In 2011, left-wing filmmaker Michael Moore sat on the advisory council for the Michigan Film Office. The office is in charge of determining what productions will receive the hundreds of millions of dollars that have been sent from state taxpayers to mostly out-of-state moviemakers since 2008.
So perhaps it should not be surprising to learn that Moore himself – with a reported personal net worth of $50 million – was able to grab taxpayer money to cover some of the costs for his 2009 film “Capitalism: A Love Story” (which criticized the well-connected for taking taxpayer money).
As previously reported by Michigan Capitol Confidential: “Moore requested and was approved for $1 million from Michigan’s film subsidy program. In the end, according to The New York Times, he received over $840,000 from Michigan taxpayers to film some of the movie in his home state.”
Today, the Legislature is considering a bill that would end the film incentives fiasco once and for all. The program has redistributed nearly $500 million from taxpayers, added no jobs to Michigan’s film industry, has been criticized by independent scholars from across the political spectrum, and has contributed to schemes that resulted in the near-bankruptcy of the city of Allen Park and a raid of the state’s teacher pension fund to bailout a movie studio in Pontiac.
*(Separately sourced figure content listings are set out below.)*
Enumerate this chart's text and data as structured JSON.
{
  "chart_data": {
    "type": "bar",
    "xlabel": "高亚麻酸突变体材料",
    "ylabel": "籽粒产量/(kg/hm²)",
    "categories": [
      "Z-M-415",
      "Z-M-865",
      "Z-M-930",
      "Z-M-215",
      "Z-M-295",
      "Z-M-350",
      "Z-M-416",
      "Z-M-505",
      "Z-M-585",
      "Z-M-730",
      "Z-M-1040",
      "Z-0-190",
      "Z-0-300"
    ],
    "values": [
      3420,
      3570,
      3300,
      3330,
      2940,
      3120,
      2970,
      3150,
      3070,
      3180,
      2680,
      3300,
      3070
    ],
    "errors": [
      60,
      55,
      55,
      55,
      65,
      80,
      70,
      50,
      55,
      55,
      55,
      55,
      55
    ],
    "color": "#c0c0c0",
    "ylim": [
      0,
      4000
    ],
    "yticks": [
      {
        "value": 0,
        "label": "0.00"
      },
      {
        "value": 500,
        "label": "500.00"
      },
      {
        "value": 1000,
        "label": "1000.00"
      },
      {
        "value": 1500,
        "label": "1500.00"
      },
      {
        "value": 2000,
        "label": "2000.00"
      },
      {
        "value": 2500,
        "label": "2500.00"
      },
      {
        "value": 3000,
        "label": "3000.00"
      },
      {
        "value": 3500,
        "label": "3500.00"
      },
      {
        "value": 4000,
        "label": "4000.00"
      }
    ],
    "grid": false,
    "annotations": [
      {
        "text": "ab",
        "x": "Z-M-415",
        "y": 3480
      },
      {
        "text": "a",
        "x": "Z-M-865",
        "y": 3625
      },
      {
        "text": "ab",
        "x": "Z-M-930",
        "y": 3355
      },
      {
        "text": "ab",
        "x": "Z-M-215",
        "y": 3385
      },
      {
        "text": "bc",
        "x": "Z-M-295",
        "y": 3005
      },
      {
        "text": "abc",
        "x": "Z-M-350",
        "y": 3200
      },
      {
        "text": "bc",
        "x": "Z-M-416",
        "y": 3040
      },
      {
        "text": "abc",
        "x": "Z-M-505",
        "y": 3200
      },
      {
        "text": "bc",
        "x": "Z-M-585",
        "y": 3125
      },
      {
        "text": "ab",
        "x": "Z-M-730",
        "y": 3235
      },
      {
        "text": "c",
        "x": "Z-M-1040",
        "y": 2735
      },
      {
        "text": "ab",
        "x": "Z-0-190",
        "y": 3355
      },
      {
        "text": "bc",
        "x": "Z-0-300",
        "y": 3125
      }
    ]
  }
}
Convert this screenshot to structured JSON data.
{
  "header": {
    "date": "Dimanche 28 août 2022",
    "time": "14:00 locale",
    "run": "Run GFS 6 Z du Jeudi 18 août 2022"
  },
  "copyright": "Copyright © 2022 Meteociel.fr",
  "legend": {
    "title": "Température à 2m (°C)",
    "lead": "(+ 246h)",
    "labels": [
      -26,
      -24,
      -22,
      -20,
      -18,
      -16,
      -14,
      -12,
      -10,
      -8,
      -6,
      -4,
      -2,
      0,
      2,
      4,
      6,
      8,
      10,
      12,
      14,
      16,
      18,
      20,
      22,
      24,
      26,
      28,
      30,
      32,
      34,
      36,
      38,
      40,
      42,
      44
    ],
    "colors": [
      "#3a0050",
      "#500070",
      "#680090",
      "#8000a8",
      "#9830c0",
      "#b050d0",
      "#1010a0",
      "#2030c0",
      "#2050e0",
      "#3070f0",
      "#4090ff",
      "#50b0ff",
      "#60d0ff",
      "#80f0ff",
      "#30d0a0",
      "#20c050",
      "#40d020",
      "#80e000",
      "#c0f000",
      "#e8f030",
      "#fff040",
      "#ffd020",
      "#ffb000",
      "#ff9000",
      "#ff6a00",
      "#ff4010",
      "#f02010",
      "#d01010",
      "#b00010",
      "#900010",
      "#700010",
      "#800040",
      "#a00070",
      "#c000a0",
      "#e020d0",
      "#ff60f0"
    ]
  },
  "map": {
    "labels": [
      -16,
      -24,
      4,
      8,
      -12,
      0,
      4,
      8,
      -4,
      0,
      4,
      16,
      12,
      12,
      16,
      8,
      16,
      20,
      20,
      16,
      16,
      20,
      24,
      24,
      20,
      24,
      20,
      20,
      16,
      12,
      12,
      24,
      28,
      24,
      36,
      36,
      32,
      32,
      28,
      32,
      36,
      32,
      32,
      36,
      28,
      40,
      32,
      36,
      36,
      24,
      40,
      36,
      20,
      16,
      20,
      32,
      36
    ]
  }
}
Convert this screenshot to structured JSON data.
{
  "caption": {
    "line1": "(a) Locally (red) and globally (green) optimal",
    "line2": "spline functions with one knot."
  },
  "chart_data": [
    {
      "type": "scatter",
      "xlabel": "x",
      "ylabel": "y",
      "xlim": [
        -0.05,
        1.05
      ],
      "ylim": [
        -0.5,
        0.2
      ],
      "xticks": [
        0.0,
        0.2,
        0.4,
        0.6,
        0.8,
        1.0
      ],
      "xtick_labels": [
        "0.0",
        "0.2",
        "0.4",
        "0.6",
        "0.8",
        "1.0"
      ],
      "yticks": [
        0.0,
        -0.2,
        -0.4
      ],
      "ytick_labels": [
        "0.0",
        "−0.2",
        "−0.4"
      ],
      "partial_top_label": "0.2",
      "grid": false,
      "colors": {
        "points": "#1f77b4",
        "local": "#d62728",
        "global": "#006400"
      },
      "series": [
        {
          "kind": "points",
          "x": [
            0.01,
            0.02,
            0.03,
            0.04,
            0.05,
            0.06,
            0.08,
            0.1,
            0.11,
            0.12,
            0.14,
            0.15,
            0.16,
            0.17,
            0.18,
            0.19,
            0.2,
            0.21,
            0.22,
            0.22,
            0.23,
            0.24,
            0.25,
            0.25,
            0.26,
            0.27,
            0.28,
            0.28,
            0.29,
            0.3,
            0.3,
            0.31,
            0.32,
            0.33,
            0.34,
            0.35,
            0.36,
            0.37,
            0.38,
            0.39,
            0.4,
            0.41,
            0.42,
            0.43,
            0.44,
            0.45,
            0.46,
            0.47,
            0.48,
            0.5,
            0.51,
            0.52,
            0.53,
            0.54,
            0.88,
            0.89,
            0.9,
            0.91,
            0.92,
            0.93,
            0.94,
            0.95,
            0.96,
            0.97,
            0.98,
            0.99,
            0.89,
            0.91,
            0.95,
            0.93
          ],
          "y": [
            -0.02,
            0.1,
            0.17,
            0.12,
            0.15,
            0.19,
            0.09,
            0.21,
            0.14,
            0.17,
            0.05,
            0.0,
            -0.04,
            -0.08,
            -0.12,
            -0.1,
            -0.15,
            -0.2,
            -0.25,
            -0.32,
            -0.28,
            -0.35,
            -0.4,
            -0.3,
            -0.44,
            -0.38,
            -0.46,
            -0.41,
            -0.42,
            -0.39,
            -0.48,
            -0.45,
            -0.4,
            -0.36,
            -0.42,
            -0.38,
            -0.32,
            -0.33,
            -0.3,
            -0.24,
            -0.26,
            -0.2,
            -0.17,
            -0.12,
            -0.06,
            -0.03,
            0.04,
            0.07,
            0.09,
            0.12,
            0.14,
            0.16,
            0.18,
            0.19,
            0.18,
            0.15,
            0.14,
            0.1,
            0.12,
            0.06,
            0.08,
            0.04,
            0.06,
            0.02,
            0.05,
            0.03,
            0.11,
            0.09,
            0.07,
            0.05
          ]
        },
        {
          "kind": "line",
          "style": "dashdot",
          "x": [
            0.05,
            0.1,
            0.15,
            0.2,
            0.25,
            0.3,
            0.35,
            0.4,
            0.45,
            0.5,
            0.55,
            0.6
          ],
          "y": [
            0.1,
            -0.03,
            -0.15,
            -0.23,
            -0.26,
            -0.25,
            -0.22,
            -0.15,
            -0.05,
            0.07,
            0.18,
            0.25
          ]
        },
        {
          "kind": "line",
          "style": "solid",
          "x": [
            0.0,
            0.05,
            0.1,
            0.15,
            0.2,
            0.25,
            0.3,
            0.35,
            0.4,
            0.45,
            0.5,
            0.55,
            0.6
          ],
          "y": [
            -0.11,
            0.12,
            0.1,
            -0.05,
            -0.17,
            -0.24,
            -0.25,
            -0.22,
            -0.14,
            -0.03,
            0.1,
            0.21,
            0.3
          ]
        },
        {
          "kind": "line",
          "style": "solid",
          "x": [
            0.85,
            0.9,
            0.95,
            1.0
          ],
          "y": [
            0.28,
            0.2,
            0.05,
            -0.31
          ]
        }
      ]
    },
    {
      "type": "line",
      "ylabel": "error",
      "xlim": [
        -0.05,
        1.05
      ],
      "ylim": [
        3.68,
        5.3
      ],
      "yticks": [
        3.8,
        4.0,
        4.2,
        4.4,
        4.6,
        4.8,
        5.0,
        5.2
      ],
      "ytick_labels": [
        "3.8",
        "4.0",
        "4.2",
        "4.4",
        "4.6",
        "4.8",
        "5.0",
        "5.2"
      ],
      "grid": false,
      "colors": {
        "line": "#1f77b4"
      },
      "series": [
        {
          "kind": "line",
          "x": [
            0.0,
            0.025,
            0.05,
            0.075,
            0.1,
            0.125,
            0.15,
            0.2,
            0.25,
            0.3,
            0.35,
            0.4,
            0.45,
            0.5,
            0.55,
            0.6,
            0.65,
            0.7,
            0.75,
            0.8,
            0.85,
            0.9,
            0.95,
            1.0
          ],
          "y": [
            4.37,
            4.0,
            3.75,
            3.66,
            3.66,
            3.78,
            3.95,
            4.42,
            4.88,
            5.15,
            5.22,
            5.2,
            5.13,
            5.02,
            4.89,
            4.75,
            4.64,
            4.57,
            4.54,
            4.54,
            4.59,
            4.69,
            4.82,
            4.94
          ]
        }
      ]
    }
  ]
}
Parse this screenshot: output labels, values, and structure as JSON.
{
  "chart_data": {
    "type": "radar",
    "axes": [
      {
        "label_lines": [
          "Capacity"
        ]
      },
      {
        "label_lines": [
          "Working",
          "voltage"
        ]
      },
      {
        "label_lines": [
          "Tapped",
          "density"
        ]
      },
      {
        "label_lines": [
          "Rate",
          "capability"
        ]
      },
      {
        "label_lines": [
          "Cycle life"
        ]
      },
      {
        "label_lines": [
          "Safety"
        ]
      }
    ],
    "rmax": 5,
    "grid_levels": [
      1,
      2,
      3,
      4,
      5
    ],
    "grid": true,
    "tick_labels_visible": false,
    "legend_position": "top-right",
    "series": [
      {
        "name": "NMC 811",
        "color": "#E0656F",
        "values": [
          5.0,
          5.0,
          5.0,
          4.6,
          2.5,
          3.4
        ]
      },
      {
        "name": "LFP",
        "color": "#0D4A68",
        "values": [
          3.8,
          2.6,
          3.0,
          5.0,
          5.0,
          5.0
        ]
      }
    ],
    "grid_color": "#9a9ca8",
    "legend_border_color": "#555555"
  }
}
House Bill 4122 has passed out of a committee in the state House. It now heads to the full House where it is expected to pass – the House and Gov. Snyder have previously proposed ending the program. Then the bill will head to the state Senate, which has a 27-11 overwhelming Republican majority, where it may hit a roadblock. Insiders say there may be enough legislators in the GOP to kill or severely stamp down the bill.
According to the last report filed by the Michigan Film Office, the film incentive created zero permanent jobs in 2013. It is central planning at its worst, and there are far better ways to spend taxpayer money.